When it was built in 1833 Colonnade Row was the biggest thing in New York since the British occupation, a 200-foot-long sweep of glistening white marble in the form of a Corinthian colonnade, nine houses combined into one great Greek revival statement on what is now Lafayette Street, opposite the Public Theater.Read the rest here!
But five of the houses were destroyed early in the last century, and their graceful fluted columns and Corinthian capitals were carted away, vanished from the city with the dust of demolition. Vanished, that is, until a garden designer and a Benedictine monk solved the decades-old puzzle of a mysterious Lost City in the woods of a New Jersey monastery.
The rightmost house in Colonnade Row is currently home to the Astor Place Theatre, where, as you can see, the Blue Man Group performs. Here's an NY Times piece (with lots of photos) about a guy named Sturgis Warner who moved into a 700-square-foot apartment in the little brick addition built on top of that house back in 1978, when it was a mouse- and roach-infested wreck. He fixed up the place and designed and installed all sorts of clever space-saving devices to make the most of the room he had. In exchange for his work, the landlord only made him pay $250 per month in rent.

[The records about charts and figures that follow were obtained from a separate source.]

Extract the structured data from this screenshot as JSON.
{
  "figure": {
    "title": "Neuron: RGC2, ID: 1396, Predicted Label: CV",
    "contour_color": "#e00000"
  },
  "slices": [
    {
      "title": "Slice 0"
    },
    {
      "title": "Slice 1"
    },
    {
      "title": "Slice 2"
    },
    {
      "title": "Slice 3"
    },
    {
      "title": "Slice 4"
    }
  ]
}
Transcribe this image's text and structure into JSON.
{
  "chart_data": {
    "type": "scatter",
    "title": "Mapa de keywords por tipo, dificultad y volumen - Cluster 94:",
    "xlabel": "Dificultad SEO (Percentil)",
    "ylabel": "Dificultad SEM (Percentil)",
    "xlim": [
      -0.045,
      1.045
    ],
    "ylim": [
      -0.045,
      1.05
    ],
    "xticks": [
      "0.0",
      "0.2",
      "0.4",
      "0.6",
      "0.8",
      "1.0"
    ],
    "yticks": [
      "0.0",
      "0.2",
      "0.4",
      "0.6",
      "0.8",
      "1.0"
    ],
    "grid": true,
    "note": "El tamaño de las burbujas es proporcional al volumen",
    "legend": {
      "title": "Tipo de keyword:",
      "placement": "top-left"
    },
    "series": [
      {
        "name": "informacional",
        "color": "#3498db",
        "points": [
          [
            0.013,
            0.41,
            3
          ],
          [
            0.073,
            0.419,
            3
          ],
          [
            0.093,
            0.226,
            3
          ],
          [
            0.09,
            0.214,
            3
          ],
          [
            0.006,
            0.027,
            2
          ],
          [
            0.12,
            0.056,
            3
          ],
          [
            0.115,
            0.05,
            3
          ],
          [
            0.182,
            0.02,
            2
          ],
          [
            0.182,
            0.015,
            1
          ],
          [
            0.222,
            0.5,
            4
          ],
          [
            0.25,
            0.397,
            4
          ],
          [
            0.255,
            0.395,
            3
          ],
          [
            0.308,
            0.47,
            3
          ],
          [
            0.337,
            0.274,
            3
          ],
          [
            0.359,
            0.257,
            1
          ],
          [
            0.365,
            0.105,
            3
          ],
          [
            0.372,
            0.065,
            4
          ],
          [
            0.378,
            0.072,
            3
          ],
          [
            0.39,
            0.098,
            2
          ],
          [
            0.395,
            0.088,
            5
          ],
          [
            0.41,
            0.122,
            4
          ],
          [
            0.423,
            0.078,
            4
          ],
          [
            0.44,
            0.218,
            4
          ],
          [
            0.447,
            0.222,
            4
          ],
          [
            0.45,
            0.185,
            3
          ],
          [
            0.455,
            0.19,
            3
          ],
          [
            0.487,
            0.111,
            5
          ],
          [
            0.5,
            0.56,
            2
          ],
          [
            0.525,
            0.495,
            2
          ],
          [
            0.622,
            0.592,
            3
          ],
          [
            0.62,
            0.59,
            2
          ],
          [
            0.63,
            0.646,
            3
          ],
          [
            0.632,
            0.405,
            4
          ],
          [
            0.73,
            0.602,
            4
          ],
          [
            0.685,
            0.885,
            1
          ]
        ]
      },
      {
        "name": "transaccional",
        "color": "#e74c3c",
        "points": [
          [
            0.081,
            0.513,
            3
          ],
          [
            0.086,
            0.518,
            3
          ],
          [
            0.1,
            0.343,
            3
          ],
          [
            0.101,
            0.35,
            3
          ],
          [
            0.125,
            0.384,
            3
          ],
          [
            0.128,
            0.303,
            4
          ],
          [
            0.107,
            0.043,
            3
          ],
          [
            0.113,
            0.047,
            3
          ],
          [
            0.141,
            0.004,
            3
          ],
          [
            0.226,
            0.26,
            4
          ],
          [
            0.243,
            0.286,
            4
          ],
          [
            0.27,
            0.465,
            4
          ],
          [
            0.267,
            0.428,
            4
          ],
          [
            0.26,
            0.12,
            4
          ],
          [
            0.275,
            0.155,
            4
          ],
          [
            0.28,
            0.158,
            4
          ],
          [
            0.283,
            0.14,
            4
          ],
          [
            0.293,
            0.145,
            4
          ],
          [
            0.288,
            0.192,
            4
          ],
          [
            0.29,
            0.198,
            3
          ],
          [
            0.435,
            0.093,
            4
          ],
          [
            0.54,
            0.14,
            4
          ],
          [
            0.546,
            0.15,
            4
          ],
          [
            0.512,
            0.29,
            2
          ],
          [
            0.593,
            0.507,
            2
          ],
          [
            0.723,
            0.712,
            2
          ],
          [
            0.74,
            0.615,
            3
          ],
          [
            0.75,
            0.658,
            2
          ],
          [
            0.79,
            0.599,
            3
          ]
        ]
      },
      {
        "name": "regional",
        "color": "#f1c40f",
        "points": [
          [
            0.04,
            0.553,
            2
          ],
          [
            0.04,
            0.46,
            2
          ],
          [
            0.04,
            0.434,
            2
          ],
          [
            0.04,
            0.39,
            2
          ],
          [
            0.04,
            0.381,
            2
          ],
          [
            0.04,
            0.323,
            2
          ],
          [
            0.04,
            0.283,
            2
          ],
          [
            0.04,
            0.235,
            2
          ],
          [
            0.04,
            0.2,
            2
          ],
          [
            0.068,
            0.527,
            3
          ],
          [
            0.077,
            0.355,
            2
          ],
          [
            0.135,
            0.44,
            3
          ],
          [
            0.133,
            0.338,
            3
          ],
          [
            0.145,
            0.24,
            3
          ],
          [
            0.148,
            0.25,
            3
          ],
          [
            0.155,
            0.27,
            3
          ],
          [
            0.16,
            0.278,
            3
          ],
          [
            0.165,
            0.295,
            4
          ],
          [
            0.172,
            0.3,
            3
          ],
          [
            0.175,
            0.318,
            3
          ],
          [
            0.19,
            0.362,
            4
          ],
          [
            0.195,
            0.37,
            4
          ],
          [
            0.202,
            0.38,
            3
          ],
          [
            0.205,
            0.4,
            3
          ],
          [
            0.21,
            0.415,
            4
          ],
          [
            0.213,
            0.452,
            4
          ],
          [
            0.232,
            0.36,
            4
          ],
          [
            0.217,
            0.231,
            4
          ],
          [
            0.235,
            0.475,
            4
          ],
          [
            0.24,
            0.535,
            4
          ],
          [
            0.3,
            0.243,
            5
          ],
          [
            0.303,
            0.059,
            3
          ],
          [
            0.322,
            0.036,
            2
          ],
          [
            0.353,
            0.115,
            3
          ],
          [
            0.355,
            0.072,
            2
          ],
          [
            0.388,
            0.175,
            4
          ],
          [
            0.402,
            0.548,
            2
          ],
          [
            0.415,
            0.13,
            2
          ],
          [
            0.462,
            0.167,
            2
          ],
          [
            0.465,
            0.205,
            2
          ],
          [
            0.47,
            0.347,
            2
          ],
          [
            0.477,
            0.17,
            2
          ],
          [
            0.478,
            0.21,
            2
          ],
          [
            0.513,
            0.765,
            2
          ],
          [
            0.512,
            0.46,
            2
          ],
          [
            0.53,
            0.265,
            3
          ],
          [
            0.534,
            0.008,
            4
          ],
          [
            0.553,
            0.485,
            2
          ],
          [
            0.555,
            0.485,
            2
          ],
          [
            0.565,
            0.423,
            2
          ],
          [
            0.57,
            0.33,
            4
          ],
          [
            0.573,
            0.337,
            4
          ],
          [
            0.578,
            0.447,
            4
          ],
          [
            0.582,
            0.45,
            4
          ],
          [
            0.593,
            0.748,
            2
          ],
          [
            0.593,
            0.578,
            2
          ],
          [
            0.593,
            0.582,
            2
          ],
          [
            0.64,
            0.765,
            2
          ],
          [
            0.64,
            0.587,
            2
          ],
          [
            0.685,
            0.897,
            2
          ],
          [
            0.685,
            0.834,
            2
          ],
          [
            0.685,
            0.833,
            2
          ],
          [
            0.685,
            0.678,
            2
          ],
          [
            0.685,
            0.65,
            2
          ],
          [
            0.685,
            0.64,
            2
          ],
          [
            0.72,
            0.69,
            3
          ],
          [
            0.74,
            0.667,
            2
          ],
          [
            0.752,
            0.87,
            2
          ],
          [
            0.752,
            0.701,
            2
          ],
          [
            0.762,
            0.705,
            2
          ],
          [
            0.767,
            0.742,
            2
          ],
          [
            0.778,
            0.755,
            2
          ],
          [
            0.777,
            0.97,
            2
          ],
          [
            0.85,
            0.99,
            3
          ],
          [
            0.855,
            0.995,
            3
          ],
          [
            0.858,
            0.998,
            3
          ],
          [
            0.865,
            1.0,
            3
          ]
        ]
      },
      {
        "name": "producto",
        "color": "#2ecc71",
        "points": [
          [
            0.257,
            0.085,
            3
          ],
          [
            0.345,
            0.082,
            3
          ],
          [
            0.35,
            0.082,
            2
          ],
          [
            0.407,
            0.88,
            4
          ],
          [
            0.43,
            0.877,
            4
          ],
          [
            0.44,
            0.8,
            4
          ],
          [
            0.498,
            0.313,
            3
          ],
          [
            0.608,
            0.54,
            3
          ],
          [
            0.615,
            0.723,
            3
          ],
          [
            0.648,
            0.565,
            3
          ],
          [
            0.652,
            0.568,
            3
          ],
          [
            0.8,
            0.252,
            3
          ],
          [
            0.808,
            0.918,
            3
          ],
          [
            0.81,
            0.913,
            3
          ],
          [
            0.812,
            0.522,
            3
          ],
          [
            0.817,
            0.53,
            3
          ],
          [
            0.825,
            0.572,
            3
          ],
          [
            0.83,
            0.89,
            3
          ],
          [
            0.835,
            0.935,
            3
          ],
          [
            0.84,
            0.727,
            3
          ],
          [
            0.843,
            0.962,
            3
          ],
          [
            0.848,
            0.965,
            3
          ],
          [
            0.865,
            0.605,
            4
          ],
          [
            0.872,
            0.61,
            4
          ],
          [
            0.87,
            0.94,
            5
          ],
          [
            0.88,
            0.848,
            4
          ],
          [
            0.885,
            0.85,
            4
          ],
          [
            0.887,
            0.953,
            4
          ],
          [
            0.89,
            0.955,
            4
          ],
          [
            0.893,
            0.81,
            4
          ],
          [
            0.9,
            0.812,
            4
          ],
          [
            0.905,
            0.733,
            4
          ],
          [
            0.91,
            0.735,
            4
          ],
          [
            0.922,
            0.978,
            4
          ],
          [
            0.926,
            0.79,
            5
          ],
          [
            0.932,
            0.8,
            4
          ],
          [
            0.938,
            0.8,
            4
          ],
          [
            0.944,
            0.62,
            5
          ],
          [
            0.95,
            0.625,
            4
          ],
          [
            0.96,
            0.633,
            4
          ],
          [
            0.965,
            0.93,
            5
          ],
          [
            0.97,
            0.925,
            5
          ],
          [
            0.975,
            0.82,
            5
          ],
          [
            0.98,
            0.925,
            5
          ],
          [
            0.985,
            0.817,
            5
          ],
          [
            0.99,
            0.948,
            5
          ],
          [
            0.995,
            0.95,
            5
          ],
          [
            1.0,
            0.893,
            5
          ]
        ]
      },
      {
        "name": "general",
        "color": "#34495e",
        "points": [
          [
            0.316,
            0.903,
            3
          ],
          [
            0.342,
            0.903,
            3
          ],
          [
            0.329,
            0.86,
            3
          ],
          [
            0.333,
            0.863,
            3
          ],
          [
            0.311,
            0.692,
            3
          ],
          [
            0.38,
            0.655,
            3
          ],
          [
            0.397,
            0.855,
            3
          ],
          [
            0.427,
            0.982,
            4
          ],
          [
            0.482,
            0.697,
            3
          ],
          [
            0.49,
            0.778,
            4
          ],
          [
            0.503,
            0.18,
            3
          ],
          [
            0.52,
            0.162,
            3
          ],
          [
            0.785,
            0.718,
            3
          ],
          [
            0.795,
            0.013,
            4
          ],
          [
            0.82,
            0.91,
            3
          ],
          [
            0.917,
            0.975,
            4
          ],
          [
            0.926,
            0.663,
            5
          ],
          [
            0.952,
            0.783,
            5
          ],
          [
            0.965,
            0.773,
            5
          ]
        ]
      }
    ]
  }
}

By the time the article was written in 2009, he was still only paying $500 per month! (I don't know much about paying rent in New York, but the place would go for several times that amount on the open market. Anyone have a better estimate?) The producers of the Blue Man Group had bought the building in 2001, however, and were looking to kick him out so they could take over the whole place as their own living quarters. I have no idea what's transpired since then, although there is still a whitepages.com listing for Mr. Warner at this address, for what it's worth.